Stupid intellectual exercises aside, I think this ties back to my Scud missile example by asking “what is an arm, anyway?” I need a non-arbitrary reason why we should ban rocket-powered grenades but not a 9mm. I’ve never heard one.
Ultimately, I do sympathize with defenders of this amendment. As a big believer in the first amendment, I often find myself defending the freedom of speech after some asshole abuses it. The difference, though, is that if speech is harmful — though defamation or just shouting “fire” in a crowded theater — it isn’t protected.

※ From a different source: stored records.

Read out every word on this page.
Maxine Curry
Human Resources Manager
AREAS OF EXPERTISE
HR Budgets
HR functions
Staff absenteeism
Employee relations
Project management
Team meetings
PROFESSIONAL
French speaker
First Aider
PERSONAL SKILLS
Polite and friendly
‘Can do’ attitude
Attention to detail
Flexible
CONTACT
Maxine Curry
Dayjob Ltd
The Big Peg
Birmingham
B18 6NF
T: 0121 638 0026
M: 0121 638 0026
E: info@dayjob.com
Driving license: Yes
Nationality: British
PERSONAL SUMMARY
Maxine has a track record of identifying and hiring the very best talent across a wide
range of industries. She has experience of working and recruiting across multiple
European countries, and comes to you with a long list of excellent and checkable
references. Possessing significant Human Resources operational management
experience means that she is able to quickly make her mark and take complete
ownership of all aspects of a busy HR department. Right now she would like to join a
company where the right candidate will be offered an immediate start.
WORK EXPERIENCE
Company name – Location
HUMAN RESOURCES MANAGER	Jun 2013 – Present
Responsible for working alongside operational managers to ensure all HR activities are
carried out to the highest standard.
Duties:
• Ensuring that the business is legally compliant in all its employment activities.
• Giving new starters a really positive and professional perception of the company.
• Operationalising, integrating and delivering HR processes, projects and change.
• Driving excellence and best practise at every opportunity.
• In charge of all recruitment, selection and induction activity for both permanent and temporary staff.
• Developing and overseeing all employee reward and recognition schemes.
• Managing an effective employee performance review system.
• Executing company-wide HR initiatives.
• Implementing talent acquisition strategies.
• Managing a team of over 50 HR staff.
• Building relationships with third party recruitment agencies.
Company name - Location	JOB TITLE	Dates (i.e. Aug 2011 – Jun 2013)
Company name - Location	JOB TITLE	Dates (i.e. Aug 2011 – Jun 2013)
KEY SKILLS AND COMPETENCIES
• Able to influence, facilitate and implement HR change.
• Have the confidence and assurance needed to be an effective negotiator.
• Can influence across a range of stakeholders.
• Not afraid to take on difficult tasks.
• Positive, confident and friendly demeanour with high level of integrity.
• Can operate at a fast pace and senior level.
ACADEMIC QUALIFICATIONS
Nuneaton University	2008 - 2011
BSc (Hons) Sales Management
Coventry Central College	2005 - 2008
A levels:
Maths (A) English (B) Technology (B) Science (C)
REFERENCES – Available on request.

ALL GUNS ARE HARMFUL. Sure, not everybody who uses a gun is going to point it at a school full of innocent kids, and not everybody who spreads lies about a person actually harms their reputation, but I don’t think that’s enough to protect our “right” to defamation OR guns.
What it’s really about
Ultimately, I suspect the arguments I detailed above are simply ways people try to defend the simple fact that they like guns. They like having them, so they feel like they’re a god-given right, even though there are all kinds of other things that they’ll gladly accept that they don’t have a right to own. Here’s the thing, though: even the ickiest feeling that giving up something you like might bring isn’t half as bad as giving up your life, or your child’s. Anyone who thinks their “right” to own a certain kind of object supersedes the right of those parents to pick their kids up from school that day, or for those kids to receive the Christmas presents their parents had already wrapped for them, or for them to just hug their mom one last time, you can go straight to hell. For allowing guns to continue to exist in our society, we all have the blood of those kids on our hands. It’s time to do the right thing. No more pussyfooting about “control,” we just need to fucking ban them outright. We’re far too late in doing this, but let’s not allow this tragedy to repeat itself.